Por Eduardo García Aguilar
Joseph Conrad dice que debe a su amigo Edward Garnett el haber proseguido en su magnífica carrera literaria después de la publicación de su primera novela La locura de Almayer en 1895, a la edad a los 38 años. Basado en sus experiencias como marino por el mundo, decide continuar explorando las vidas cruzadas y escribe Un paria de las islas (1896), a la que siguen El corazón de las tinieblas (1899), El negro del Narciso (1897), Lord Jim (1899), Nostromo (1904) y muchas otras que escribe hasta su muerte el 3 de agosto de 1924.

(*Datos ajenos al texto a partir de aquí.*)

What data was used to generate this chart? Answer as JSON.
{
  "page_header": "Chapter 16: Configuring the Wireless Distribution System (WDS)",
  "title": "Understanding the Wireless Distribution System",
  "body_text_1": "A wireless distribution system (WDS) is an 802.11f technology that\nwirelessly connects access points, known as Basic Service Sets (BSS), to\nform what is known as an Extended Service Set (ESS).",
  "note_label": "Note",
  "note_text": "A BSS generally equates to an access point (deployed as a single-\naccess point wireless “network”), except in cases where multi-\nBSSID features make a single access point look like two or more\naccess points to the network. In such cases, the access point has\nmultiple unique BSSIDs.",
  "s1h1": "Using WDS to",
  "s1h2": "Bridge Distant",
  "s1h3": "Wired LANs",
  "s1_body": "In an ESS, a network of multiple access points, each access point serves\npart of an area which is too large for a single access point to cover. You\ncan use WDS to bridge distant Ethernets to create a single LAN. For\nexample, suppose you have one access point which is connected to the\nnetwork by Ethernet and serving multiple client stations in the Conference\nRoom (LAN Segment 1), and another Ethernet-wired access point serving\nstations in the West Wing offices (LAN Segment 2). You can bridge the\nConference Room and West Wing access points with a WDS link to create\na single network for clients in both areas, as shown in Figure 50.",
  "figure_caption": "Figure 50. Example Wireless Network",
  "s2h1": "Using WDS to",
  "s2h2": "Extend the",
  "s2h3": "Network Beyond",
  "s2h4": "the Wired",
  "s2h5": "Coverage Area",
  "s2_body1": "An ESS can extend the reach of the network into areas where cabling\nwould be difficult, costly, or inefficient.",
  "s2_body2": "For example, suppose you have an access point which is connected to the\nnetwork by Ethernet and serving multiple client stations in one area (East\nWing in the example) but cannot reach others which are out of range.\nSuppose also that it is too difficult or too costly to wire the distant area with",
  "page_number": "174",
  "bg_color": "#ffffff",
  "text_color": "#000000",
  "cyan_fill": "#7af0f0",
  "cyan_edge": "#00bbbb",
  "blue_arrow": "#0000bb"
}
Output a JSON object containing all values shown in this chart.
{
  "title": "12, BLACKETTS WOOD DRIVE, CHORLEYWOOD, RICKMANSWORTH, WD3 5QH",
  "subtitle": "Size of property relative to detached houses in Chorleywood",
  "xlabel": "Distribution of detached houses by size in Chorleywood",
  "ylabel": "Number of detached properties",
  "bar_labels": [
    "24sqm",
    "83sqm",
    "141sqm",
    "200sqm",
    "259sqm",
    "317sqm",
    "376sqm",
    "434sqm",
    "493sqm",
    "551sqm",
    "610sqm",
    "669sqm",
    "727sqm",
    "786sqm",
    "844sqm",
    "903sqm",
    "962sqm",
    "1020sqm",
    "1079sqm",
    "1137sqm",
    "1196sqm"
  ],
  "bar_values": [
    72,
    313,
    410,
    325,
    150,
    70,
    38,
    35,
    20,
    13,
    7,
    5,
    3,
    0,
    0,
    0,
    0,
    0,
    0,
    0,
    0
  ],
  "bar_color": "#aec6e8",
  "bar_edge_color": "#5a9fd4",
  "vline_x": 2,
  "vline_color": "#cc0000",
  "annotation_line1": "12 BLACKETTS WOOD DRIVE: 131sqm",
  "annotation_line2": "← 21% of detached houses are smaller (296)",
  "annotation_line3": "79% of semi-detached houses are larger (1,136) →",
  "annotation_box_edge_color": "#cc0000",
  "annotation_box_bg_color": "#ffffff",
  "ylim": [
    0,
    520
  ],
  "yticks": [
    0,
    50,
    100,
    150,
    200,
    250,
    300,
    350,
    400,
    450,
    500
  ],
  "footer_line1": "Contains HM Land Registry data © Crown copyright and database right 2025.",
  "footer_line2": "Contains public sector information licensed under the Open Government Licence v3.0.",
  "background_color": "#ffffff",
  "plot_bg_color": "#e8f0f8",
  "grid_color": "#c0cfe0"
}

Garnett fue su primer amigo del mundo literario, pues hasta entonces había compartido con los compañeros de los barcos, que tan bien describe con lucidez en el Espejo del Mar, uno de sus más bellos libros, tratado filosófico del viaje sobre la inmensidad cóncava de los océanos. Dice que caminaban por Londres y ante las dudas de Conrad sobre si continuar o no escribiendo novelas, éste le dice que por qué no "escribir otra", en un tono liviano, lejos de las cargas y las culpas.
"Usted tiene el estilo, el temperamento, ¿porqué no escribir otra?, le dice el amigo en alguna esquina de Londres mientras caminaban y a las once de la noche, cuando regresa a casa, escribe la primera página de su nueva novela. El paria de las islas es escrita sin grandes dudas, a diferencia de otras historias que fueron comenzadas y abandonadas por largos periodos y a veces al parecer definitivamente para retornar finalmente a ellas.
Conrad dice que la historia de Willems, el personaje abandonado en una isla, es la más tropical de todas sus obras, pero que durante su escritura requirió para escribirla más de imaginación que de afecto por ella, con lo que toca un punto clave para quienes alguna vez han sufrido el suplicio de escribir novelas. Se ha dicho que para escribir novelas, a diferencia de la poesía, se requiere un 5% de talento nada más y 95% de trabajo. Como ocurrió con Conrad, el destino de un novelista pende de un hilo frágil porque el motor fundamental de su trabajo es la voluntad en la factura de bloques de largo aliento que requieren por lo regular años de inicios y rechazos, como si el embrión fuera un monstruo instalado en el vientre del escritor que es necesario expulsar.
Los autores de novelas crean esos primeros embriones, pero en el proceso sienten náuseas por ellos y deseos de no continuar en la tarea pues les causa repugnancia la historia, el tono, el ángulo, el punto de vista o eso que llaman estilo. A medida que avanza en la escritura de su obra, el novelista experimenta crisis sucesivas cuando llega a las 30, 70 o 120 páginas de un texto que en cualquier momento puede ser lanzado al tacho de basura.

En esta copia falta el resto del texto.